Re: Other fads - AI is based on stats too
"It took Google about 100 computer scientists to feed the Alpha Go database with millions of past historic documented Go games."
I doubt it. In chess, databases of millions of games have long since been compiled. Without huge effort, you can also choose to compile a database of the extant million (or three) games played by the tested best players. If the quoted statement is true, it could just as well be argued that the 100 scientists (and it could more cheaply have been 100 lay people or 100 teenagers with direction) were first filling a surprising lacuna in the culture of the game of Go. I've read Go books, and the approach is a lot like chess books: here is a technique, and here is a game that illustrates the technique. Rinse. Repeat.
In chess, it is not difficult with a high degree of reliability to evaluate each move of the 6 million games. The, ah, Art has sufficiently advanced that the evaluations of expert human commentators have been checked by computer chess engines. I'm guessing, but I suspect that was not so easy in the game of Go, as the new program did not have so much in the way of shoulders to stand upon.
The failures of programmers to replicate the ways they thought the human brain worked, while winning chess games, led pretty much to redefinition of what AI was.
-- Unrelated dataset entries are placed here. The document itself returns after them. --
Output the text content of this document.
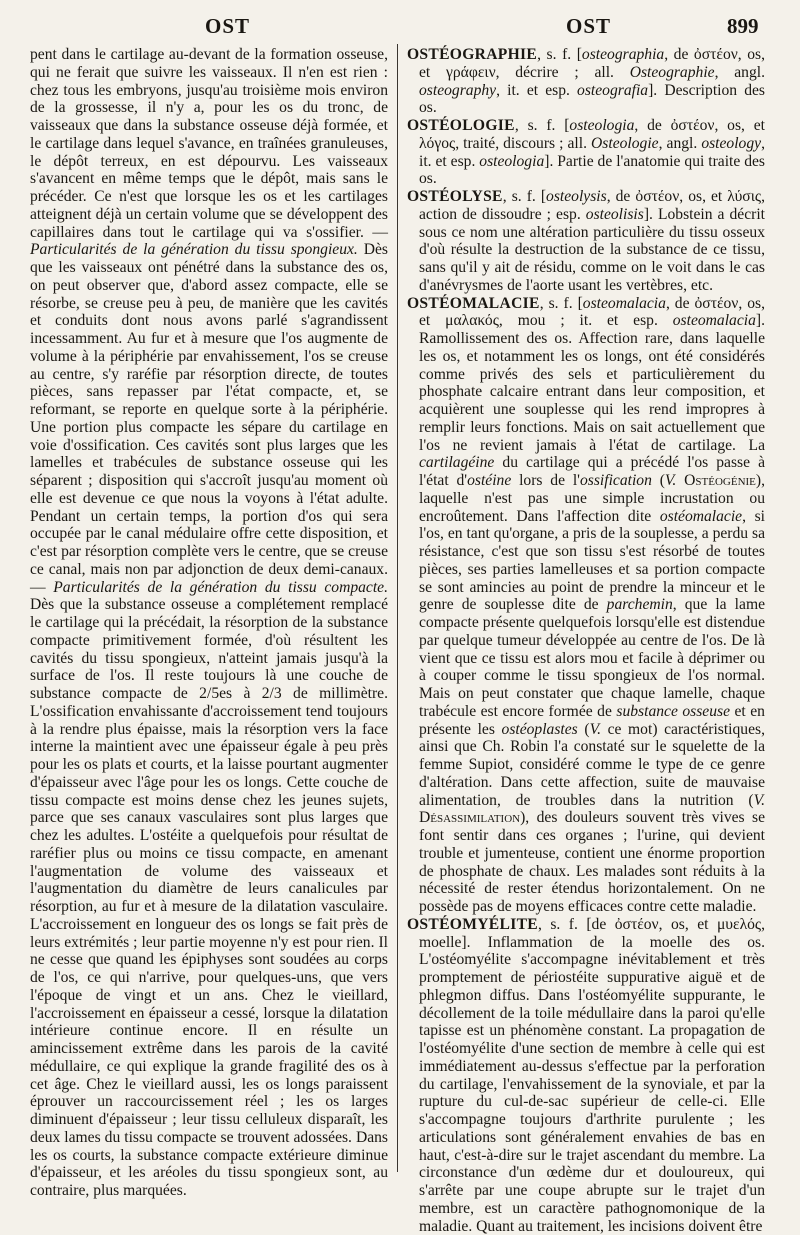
OST	OST	899

pent dans le cartilage au-devant de la formation osseuse, qui ne ferait que suivre les vaisseaux. Il n'en est rien : chez tous les embryons, jusqu'au troisième mois environ de la grossesse, il n'y a, pour les os du tronc, de vaisseaux que dans la substance osseuse déjà formée, et le cartilage dans lequel s'avance, en traînées granuleuses, le dépôt terreux, en est dépourvu. Les vaisseaux s'avancent en même temps que le dépôt, mais sans le précéder. Ce n'est que lorsque les os et les cartilages atteignent déjà un certain volume que se développent des capillaires dans tout le cartilage qui va s'ossifier. — Particularités de la génération du tissu spongieux. Dès que les vaisseaux ont pénétré dans la substance des os, on peut observer que, d'abord assez compacte, elle se résorbe, se creuse peu à peu, de manière que les cavités et conduits dont nous avons parlé s'agrandissent incessamment. Au fur et à mesure que l'os augmente de volume à la périphérie par envahissement, l'os se creuse au centre, s'y raréfie par résorption directe, de toutes pièces, sans repasser par l'état compacte, et, se reformant, se reporte en quelque sorte à la périphérie. Une portion plus compacte les sépare du cartilage en voie d'ossification. Ces cavités sont plus larges que les lamelles et trabécules de substance osseuse qui les séparent ; disposition qui s'accroît jusqu'au moment où elle est devenue ce que nous la voyons à l'état adulte. Pendant un certain temps, la portion d'os qui sera occupée par le canal médulaire offre cette disposition, et c'est par résorption complète vers le centre, que se creuse ce canal, mais non par adjonction de deux demi-canaux. — Particularités de la génération du tissu compacte. Dès que la substance osseuse a complétement remplacé le cartilage qui la précédait, la résorption de la substance compacte primitivement formée, d'où résultent les cavités du tissu spongieux, n'atteint jamais jusqu'à la surface de l'os. Il reste toujours là une couche de substance compacte de 2/5es à 2/3 de millimètre. L'ossification envahissante d'accroissement tend toujours à la rendre plus épaisse, mais la résorption vers la face interne la maintient avec une épaisseur égale à peu près pour les os plats et courts, et la laisse pourtant augmenter d'épaisseur avec l'âge pour les os longs. Cette couche de tissu compacte est moins dense chez les jeunes sujets, parce que ses canaux vasculaires sont plus larges que chez les adultes. L'ostéite a quelquefois pour résultat de raréfier plus ou moins ce tissu compacte, en amenant l'augmentation de volume des vaisseaux et l'augmentation du diamètre de leurs canalicules par résorption, au fur et à mesure de la dilatation vasculaire. L'accroissement en longueur des os longs se fait près de leurs extrémités ; leur partie moyenne n'y est pour rien. Il ne cesse que quand les épiphyses sont soudées au corps de l'os, ce qui n'arrive, pour quelques-uns, que vers l'époque de vingt et un ans. Chez le vieillard, l'accroissement en épaisseur a cessé, lorsque la dilatation intérieure continue encore. Il en résulte un amincissement extrême dans les parois de la cavité médullaire, ce qui explique la grande fragilité des os à cet âge. Chez le vieillard aussi, les os longs paraissent éprouver un raccourcissement réel ; les os larges diminuent d'épaisseur ; leur tissu celluleux disparaît, les deux lames du tissu compacte se trouvent adossées. Dans les os courts, la substance compacte extérieure diminue d'épaisseur, et les aréoles du tissu spongieux sont, au contraire, plus marquées.

OSTÉOGRAPHIE, s. f. [osteographia, de ὀστέον, os, et γράφειν, décrire ; all. Osteographie, angl. osteography, it. et esp. osteografia]. Description des os.

OSTÉOLOGIE, s. f. [osteologia, de ὀστέον, os, et λόγος, traité, discours ; all. Osteologie, angl. osteology, it. et esp. osteologia]. Partie de l'anatomie qui traite des os.

OSTÉOLYSE, s. f. [osteolysis, de ὀστέον, os, et λύσις, action de dissoudre ; esp. osteolisis]. Lobstein a décrit sous ce nom une altération particulière du tissu osseux d'où résulte la destruction de la substance de ce tissu, sans qu'il y ait de résidu, comme on le voit dans le cas d'anévrysmes de l'aorte usant les vertèbres, etc.

OSTÉOMALACIE, s. f. [osteomalacia, de ὀστέον, os, et μαλακός, mou ; it. et esp. osteomalacia]. Ramollissement des os. Affection rare, dans laquelle les os, et notamment les os longs, ont été considérés comme privés des sels et particulièrement du phosphate calcaire entrant dans leur composition, et acquièrent une souplesse qui les rend impropres à remplir leurs fonctions. Mais on sait actuellement que l'os ne revient jamais à l'état de cartilage. La cartilagéine du cartilage qui a précédé l'os passe à l'état d'ostéine lors de l'ossification (V. Ostéogénie), laquelle n'est pas une simple incrustation ou encroûtement. Dans l'affection dite ostéomalacie, si l'os, en tant qu'organe, a pris de la souplesse, a perdu sa résistance, c'est que son tissu s'est résorbé de toutes pièces, ses parties lamelleuses et sa portion compacte se sont amincies au point de prendre la minceur et le genre de souplesse dite de parchemin, que la lame compacte présente quelquefois lorsqu'elle est distendue par quelque tumeur développée au centre de l'os. De là vient que ce tissu est alors mou et facile à déprimer ou à couper comme le tissu spongieux de l'os normal. Mais on peut constater que chaque lamelle, chaque trabécule est encore formée de substance osseuse et en présente les ostéoplastes (V. ce mot) caractéristiques, ainsi que Ch. Robin l'a constaté sur le squelette de la femme Supiot, considéré comme le type de ce genre d'altération. Dans cette affection, suite de mauvaise alimentation, de troubles dans la nutrition (V. Désassimilation), des douleurs souvent très vives se font sentir dans ces organes ; l'urine, qui devient trouble et jumenteuse, contient une énorme proportion de phosphate de chaux. Les malades sont réduits à la nécessité de rester étendus horizontalement. On ne possède pas de moyens efficaces contre cette maladie.

OSTÉOMYÉLITE, s. f. [de ὀστέον, os, et μυελός, moelle]. Inflammation de la moelle des os. L'ostéomyélite s'accompagne inévitablement et très promptement de périostéite suppurative aiguë et de phlegmon diffus. Dans l'ostéomyélite suppurante, le décollement de la toile médullaire dans la paroi qu'elle tapisse est un phénomène constant. La propagation de l'ostéomyélite d'une section de membre à celle qui est immédiatement au-dessus s'effectue par la perforation du cartilage, l'envahissement de la synoviale, et par la rupture du cul-de-sac supérieur de celle-ci. Elle s'accompagne toujours d'arthrite purulente ; les articulations sont généralement envahies de bas en haut, c'est-à-dire sur le trajet ascendant du membre. La circonstance d'un œdème dur et douloureux, qui s'arrête par une coupe abrupte sur le trajet d'un membre, est un caractère pathognomonique de la maladie. Quant au traitement, les incisions doivent être
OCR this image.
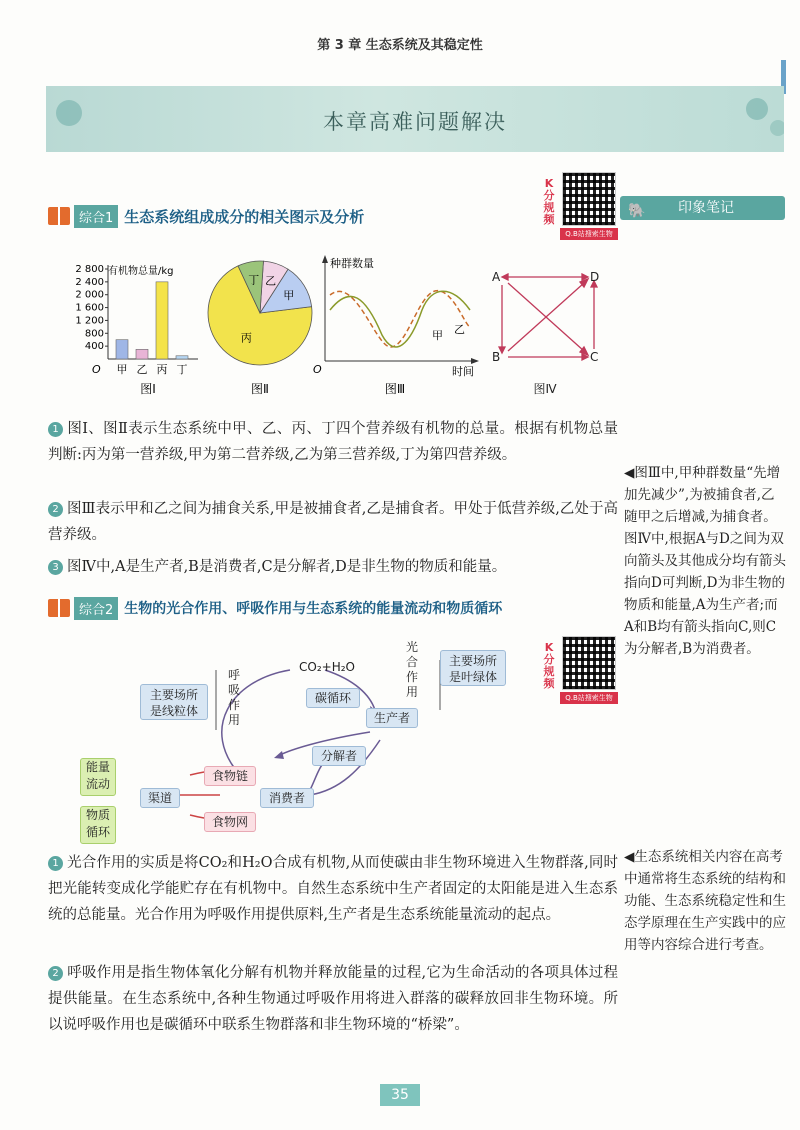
第 3 章 生态系统及其稳定性
本章高难问题解决
综合1 生态系统组成成分的相关图示及分析
K
分
规
频
Q.B站搜索生物
🐘 印象笔记
有机物总量/kg
O
2 800
2 400
2 000
1 600
1 200
800
400
甲 乙 丙 丁
图Ⅰ
丙
甲
乙
丁
图Ⅱ
种群数量
时间
O
甲 乙
图Ⅲ
A	D
B	C
图Ⅳ
1 图Ⅰ、图Ⅱ表示生态系统中甲、乙、丙、丁四个营养级有机物的总量。根据有机物总量判断:丙为第一营养级,甲为第二营养级,乙为第三营养级,丁为第四营养级。
2 图Ⅲ表示甲和乙之间为捕食关系,甲是被捕食者,乙是捕食者。甲处于低营养级,乙处于高营养级。
3 图Ⅳ中,A是生产者,B是消费者,C是分解者,D是非生物的物质和能量。
◀图Ⅲ中,甲种群数量“先增加先减少”,为被捕食者,乙随甲之后增减,为捕食者。图Ⅳ中,根据A与D之间为双向箭头及其他成分均有箭头指向D可判断,D为非生物的物质和能量,A为生产者;而A和B均有箭头指向C,则C为分解者,B为消费者。
综合2 生物的光合作用、呼吸作用与生态系统的能量流动和物质循环
K
分
规
频
Q.B站搜索生物
主要场所
是线粒体
呼
吸
作
用
CO₂+H₂O
碳循环
光
合
作
用
主要场所
是叶绿体
生产者
分解者
能量
流动
物质
循环
渠道
食物链
食物网
消费者
1 光合作用的实质是将CO₂和H₂O合成有机物,从而使碳由非生物环境进入生物群落,同时把光能转变成化学能贮存在有机物中。自然生态系统中生产者固定的太阳能是进入生态系统的总能量。光合作用为呼吸作用提供原料,生产者是生态系统能量流动的起点。
2 呼吸作用是指生物体氧化分解有机物并释放能量的过程,它为生命活动的各项具体过程提供能量。在生态系统中,各种生物通过呼吸作用将进入群落的碳释放回非生物环境。所以说呼吸作用也是碳循环中联系生物群落和非生物环境的“桥梁”。
◀生态系统相关内容在高考中通常将生态系统的结构和功能、生态系统稳定性和生态学原理在生产实践中的应用等内容综合进行考查。
35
The chess programs that play at human World Championship level (or higher) do not attempt to mimic how a theorist thinks the human brain works. The programs that did, were left in the dust decades ago. Although it might be fun to bring back one of those programs on modern hardware. Chess has ratings. If your rating is 200 points the higher, in a match of 4 games, you will win about 3. A rule of thumb is that doubling the processing speed of a competitive chess program will improve it by about 20 rating points. Between the World Champion and the level of those dusted programs on their contemporary hardware is in excess of 1,000 rating points. But I'd rather liken it to the exercise of looking back at Phrenology and rescuing the parts of it that sort-of were valid.